Das würde also bedeuten, dass die Stadt Winterberg in letzter Instanz, die aus dem Oversum-Projekt entstandenen Forderungen zu bedienen hätte.

Diese Forderungen könnten bei Fortfaitierung mit Einredeverzicht schon längs auf dem Kapitalmarkt weiter verkauft worden sein. Papiere dieser Art sind begehrt, da die Städte als Schuldner am Ende (fast) immer zahlen (müssen).

*** sämtliche Angaben aus öffentlichen Behördenpapieren

 

 

 

 

 

 

3 Gedanken zu „Die Sparkasse Hochsauerland als Kreditgeber für das Oversum-Projekt – ein paar Überlegungen.“

  1. Was ich immer noch nicht verstehe: Wo kamen die Millionen her, die der Bau „in echt“ gekostet hat? Vor allem: Der Eigenkapitalanteil, der als Pfand eingebracht werden muss, um normale Bankkredite für den Bau aufnehmen zu können?

    Waren es Eigenmittel des PPP-Partners? Wohl kaum. Waren es Einlagen/Beteiligungen von Privatanlegern, die die Sparkasse allein oder mit anderen via Vertrieb („Anlegerberatung“) eingesammelt hat? Nichts davon gehört. Oder kam der Invest tatsächlich aus einer Forfaitierung der Betriebskostenschuld der Stadt, also aus dem Verkauf der Schuld durch den PPP-Partner an die Sparkasse?

    Im letzteren Fall wäre die Stadt tatsächlich umfassender Schuldner der Sparkasse (oder anderer Geldinstitute, die Kredite gegeben oder Forderungen aufgekauft haben). Wie kann sie mit einem Betrieb, der unternehmerisch nicht läuft und täglich an Wert verliert, dieses Problem lösen? Sich hilfesuchend an die Sparkasse wenden?

    Das Interesse der anderen am Zweckverband beteiligten Kommunen, ihrer Sparkasse aus Solidarität mit den Winterberger PPP-Jongleuren Verluste aufzubrummen, dürfte gering sein. Brennt im Zweckverband schon die Luft?

    Wie auch immer: Nur Klartext zur Struktur der in diesem Fall gewählten Projektfinanzierung kann Grundlage aller Aufarbeitung sein.

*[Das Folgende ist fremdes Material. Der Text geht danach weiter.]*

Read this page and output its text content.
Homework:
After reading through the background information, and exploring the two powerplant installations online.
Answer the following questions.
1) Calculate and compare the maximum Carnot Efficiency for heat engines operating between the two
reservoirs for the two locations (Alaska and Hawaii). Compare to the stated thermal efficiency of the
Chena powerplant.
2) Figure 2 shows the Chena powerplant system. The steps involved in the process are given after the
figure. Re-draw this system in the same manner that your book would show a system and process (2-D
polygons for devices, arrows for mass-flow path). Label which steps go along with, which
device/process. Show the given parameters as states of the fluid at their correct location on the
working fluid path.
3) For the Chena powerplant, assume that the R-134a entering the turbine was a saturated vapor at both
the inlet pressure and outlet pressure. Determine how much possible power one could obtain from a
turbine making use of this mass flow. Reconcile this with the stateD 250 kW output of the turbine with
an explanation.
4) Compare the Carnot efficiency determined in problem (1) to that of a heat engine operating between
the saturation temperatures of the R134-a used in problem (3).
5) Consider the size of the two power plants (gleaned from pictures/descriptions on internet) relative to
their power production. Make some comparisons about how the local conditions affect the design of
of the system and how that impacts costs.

Und natürlich stellt sich die Frage der Mitverantwortung der Sparkasse und der sie kontrollierenden Bürgermeister und sonstigen Lokalmatadoren am Desaster.

  2. @tino:
    Der Investor wird mit Eigenkapital nahe Null in das Projekt gegangen sein. Das ist doch der Vorteil von PPP-Projekten für den Investor. Die beim Bau entstehenden Forderungen sind entweder beglichen oder bestehen weiterhin als Forderungen. Anschubfinanzierung durch die Stadt Winterberg. Die taucht auch im Haushalt 2013 auf: http://www.rathaus-winterberg.de/Politik/Finanzen

    Der Rest über Bankkredite mit Laufzeit 30 Jahren. Wahrscheinlicher Bürge die Stadt Winterberg. Rückzahlung der Kreditraten über 30 Jahre wahrscheinlich die Stadt Winterberg. Höhe der Raten als sogenannte Miete 700.000 + X Euro per annum.

    Risiko des Investors = 0.

  3. @ zoom:
    Schöne Recherchearbeit. Interessenlage und Fachkompetenz der Entsandten anno 2011 sind so einzuschätzen, dass sie ihre Aufsichts- und Kontrollfunktion in den Gremien weder wahrnehmen wollten noch konnten.

    Meinen (verlässlichen) Informanten zufolge hat übrigens auch der BM im Verwaltungsrat gesessen und zeitweise sogar den Vorsitz geführt, was 2011 allerdings offenkundig nicht der Fall war. Spekulation, ob dies am Zweckverbandsvorsitz und mithin der Ämterhäufung oder an der Befangenheit wegen des Oversums lag. Interessant wäre jedenfalls die konkreten Zusammensetzung der Gremien im Zeitablauf. Vielleicht können kundigere Mitleser Konkretes beitragen.

    Es ist übrigens davon auszugehen, dass die Projektfinanzierung einen zeitlichen Vorlauf von mehreren Jahren hatte, weshalb die Gremienzusammensetzung seit 2007/2008 von Relevanz ist.

    @Tino:
    Die Finanzierungsusancen kleiner Häuslebauer sind kein Maßstab.
    Es handelt sich bei diesen Projektfinanzierungen grob vereinfacht um ein lending against projected cash flow, d.h. die Bedienung des Fremdkapitals wird auf Prognoseüberschüsse abgestellt. Damit steht und fällt die Finanzierung mit der Güte der Planzahlen aus einer realistischen Geschäftsprognose sowie mit der Zinsentwicklung.
    Da Forderungsausfall bei der öffentlichen Hand quasi undenkbar ist, sind dem kollusiven „Schönrechnen“ des Finanzierungsplans durch Investor, Stadt und Bank Tür und Tor geöffnet. Gleichfalls schert sich die Bank nicht wirklich um die Verwertbarkeit der Sicherheiten. Nicht einmal Eigenkapital wird gefordert.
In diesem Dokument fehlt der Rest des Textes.